= Crime Victims Treatment Center =

Rape crisis centre in New York City, USA

The Crime Victims Treatment Center (CVTC) is the first rape crisis center founded in New York City in 1977. It is a 501(c)3 nonprofit in New York City whose mission is to help people heal from violent crime. Their focus is on sexual assault and domestic abuse survivors.

== History ==
In 1977, a violent rape occurred on Columbia University campus. Witnesses called an ambulance, and the young woman was taken to the Emergency Department of St. Luke's Hospital. With no protocol on what to do with rape victims, the doctors transferred her to the Psychiatric Emergency Department. After she was discharged, she left Columbia, and was not connected to any support. After outrage from the community, an emergency department social worker, administrator, a doctor, and several members of the Upper West Side community formed a steering committee was and developed protocols and this first rape crisis center was founded.

In 1986, CVTC became the first victim treatment center to offer psychiatric consultation and medication supervision in its treatment services.

In 1998, CVTC started the first private hospital program in NYC to implement a sexual assault forensic examiner (SAFE) program.

== Programs ==
CVTC offers crisis intervention, individual and group trauma-focused therapy, legal advocacy, complementary therapy and psychiatric consultation.

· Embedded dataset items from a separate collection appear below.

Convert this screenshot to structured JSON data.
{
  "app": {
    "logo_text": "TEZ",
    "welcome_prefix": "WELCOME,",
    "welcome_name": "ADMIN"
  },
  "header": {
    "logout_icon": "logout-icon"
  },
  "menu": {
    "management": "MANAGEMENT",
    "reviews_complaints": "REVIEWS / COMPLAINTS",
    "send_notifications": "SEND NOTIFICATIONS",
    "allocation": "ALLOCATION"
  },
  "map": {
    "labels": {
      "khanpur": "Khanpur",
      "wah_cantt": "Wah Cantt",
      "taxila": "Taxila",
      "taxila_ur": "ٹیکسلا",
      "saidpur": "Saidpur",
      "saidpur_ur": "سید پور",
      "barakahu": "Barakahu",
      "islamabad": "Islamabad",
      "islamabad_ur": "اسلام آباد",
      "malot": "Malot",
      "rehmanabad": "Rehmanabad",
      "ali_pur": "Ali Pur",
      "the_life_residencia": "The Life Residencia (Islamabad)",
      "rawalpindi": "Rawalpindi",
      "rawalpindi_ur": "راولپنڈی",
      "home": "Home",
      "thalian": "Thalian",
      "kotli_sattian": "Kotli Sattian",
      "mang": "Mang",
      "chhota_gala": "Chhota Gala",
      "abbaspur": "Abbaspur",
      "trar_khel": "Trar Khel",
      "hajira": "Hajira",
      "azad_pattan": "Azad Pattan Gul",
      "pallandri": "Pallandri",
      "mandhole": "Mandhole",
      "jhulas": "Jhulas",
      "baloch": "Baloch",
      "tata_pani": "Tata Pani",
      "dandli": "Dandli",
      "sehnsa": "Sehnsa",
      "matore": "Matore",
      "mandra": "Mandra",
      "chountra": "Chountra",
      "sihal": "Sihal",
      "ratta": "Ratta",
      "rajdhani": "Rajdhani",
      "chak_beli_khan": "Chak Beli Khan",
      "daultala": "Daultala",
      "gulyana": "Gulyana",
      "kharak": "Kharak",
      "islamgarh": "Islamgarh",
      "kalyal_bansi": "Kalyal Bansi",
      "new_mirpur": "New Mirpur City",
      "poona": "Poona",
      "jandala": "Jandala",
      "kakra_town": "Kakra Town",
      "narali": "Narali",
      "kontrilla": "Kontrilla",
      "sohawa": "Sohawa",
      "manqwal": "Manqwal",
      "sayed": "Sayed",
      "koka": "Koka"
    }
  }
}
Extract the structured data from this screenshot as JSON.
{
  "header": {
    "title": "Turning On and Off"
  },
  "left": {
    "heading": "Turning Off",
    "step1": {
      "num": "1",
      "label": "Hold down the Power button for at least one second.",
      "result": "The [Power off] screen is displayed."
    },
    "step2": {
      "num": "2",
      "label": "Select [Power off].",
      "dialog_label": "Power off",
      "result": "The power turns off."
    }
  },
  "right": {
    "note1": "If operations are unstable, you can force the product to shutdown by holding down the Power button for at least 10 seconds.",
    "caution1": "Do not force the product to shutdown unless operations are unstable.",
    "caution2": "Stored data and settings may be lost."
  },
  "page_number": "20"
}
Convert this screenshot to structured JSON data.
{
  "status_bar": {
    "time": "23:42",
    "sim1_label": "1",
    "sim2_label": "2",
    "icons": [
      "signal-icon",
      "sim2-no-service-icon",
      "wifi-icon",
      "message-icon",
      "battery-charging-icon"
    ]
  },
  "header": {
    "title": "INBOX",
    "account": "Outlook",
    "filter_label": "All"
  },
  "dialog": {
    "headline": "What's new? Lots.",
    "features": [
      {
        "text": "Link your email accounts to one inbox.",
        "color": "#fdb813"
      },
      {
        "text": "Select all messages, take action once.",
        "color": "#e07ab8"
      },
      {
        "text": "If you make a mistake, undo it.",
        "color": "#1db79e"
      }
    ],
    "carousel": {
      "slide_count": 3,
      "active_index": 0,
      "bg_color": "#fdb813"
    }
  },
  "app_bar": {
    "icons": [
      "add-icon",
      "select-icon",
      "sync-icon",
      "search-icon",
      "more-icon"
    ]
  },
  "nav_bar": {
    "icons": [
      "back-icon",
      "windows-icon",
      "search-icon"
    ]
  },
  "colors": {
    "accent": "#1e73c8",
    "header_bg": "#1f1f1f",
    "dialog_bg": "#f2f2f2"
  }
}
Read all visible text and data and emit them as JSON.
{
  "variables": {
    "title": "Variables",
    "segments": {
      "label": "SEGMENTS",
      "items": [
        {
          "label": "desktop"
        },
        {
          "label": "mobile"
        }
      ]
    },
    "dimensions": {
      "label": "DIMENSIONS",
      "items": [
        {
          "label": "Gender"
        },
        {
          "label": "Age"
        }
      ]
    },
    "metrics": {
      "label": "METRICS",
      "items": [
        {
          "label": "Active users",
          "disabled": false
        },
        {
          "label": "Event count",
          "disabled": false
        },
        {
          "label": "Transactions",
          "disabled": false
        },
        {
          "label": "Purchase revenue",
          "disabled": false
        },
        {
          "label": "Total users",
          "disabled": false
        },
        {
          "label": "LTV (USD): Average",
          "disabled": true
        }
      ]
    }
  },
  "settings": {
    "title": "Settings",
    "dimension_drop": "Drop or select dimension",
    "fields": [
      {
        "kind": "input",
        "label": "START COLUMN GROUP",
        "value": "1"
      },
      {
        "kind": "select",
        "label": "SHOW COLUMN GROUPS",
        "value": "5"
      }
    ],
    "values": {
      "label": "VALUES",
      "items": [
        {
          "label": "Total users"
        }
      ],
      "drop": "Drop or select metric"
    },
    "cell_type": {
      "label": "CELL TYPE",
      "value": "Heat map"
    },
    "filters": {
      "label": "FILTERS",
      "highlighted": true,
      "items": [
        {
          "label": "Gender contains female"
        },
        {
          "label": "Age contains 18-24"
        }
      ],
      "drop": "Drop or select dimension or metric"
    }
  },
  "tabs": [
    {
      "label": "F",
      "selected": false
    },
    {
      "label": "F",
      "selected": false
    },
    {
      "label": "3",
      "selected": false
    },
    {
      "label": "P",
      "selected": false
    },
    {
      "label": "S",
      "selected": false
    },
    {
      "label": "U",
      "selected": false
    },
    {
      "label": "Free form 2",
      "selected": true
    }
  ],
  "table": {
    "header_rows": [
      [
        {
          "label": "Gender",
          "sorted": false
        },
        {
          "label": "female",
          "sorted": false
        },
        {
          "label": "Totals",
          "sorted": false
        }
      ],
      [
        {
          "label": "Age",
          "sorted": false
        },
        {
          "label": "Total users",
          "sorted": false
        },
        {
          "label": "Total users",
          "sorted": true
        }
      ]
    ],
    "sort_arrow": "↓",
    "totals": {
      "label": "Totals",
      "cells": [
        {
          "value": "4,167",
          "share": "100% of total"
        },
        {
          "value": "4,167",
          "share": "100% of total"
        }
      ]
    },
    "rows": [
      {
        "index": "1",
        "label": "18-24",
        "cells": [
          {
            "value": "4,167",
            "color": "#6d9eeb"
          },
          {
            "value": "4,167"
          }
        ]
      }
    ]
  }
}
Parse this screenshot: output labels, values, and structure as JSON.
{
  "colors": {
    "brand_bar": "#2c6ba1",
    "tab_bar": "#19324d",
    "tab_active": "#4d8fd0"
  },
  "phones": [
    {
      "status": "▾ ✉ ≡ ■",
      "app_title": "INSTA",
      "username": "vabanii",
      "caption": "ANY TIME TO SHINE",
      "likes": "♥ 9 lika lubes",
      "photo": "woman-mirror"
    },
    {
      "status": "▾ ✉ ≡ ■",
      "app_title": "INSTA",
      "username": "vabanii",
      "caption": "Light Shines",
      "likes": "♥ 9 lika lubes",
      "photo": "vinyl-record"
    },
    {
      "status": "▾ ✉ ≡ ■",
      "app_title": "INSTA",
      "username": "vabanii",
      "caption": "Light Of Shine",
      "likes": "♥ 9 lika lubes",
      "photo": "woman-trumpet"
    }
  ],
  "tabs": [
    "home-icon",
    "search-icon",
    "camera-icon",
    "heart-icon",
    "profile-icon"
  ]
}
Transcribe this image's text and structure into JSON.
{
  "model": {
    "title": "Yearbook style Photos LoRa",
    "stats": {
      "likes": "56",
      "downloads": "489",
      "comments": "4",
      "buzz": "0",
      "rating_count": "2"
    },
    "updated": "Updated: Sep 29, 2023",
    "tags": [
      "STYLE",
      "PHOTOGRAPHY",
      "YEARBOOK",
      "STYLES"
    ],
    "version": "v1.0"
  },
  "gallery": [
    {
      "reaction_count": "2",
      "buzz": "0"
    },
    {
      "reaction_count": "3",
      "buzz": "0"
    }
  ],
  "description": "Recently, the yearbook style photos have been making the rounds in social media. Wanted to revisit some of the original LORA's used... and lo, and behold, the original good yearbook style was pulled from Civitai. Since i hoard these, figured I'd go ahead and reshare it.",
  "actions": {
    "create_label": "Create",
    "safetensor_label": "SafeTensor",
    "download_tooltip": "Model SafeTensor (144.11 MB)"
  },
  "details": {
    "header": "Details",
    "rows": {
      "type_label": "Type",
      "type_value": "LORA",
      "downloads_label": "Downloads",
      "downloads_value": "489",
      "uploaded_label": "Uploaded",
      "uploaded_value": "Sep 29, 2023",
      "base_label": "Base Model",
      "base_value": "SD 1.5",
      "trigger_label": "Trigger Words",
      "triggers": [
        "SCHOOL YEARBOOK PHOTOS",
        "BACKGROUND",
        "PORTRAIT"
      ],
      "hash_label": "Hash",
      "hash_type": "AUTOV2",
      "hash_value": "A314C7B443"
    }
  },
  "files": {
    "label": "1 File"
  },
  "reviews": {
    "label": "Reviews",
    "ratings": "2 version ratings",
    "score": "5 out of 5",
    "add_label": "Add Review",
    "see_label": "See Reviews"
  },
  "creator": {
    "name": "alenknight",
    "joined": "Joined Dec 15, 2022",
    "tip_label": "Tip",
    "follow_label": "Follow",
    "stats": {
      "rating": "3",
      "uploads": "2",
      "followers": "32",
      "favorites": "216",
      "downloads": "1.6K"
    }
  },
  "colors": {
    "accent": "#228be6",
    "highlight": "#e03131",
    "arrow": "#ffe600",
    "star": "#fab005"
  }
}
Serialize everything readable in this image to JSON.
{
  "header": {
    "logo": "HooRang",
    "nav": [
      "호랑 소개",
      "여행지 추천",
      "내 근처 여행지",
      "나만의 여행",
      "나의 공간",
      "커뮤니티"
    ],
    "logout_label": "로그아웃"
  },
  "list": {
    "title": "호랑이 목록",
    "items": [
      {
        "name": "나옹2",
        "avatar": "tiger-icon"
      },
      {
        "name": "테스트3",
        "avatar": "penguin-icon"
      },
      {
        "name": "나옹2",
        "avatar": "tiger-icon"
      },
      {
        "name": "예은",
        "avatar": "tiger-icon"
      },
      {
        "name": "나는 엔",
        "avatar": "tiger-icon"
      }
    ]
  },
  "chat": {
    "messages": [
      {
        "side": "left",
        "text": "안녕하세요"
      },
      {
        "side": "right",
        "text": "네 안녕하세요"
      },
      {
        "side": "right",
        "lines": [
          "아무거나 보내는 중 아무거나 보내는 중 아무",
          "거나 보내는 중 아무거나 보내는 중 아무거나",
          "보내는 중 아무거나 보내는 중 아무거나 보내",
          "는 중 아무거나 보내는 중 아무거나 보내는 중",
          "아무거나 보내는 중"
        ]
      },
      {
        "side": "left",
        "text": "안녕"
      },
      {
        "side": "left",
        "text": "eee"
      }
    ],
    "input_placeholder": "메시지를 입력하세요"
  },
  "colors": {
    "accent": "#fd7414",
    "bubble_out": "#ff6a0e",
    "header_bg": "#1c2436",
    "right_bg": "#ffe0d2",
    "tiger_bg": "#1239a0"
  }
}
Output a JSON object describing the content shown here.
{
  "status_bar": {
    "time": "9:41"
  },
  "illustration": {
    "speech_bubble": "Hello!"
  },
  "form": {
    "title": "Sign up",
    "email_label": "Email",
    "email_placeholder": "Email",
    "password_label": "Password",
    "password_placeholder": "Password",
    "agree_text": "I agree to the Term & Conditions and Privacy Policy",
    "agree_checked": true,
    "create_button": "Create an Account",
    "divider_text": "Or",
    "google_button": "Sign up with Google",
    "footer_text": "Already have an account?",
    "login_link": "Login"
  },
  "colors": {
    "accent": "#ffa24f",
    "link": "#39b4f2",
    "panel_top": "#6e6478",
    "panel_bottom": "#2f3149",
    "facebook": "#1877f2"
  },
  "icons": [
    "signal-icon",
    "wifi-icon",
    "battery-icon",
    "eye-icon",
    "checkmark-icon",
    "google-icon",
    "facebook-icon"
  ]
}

"CVTC has a diverse staff of New York State licensed and certified professionals includes clinical social workers, a therapist, a psychiatrist, and a legal advocate. All are experts in the treatment of emotional trauma caused by victimization and have a combined total of over 150 years of experience. They also have over 170 dedicated volunteer advocates who are trained to provide emergency room crisis intervention, advocacy and emotional support for sexual assault and domestic violence survivors and their families."

== Funding ==
CVTC is partially funded by the Office of Victims Services as part of the New York State Government.

CVTC holds a yearly gala that honors a new group of survivors and/or advocates each year. Ticket sales go to funding CVTC. In 2025, the gala honorees were Drew Nixon, Evelyn Yang, and E. Jean Carroll.

Some recent years' total fundraising totals have been 5.84 million in 2021, 4.91 million in 2022, and 5.43 million in 2023.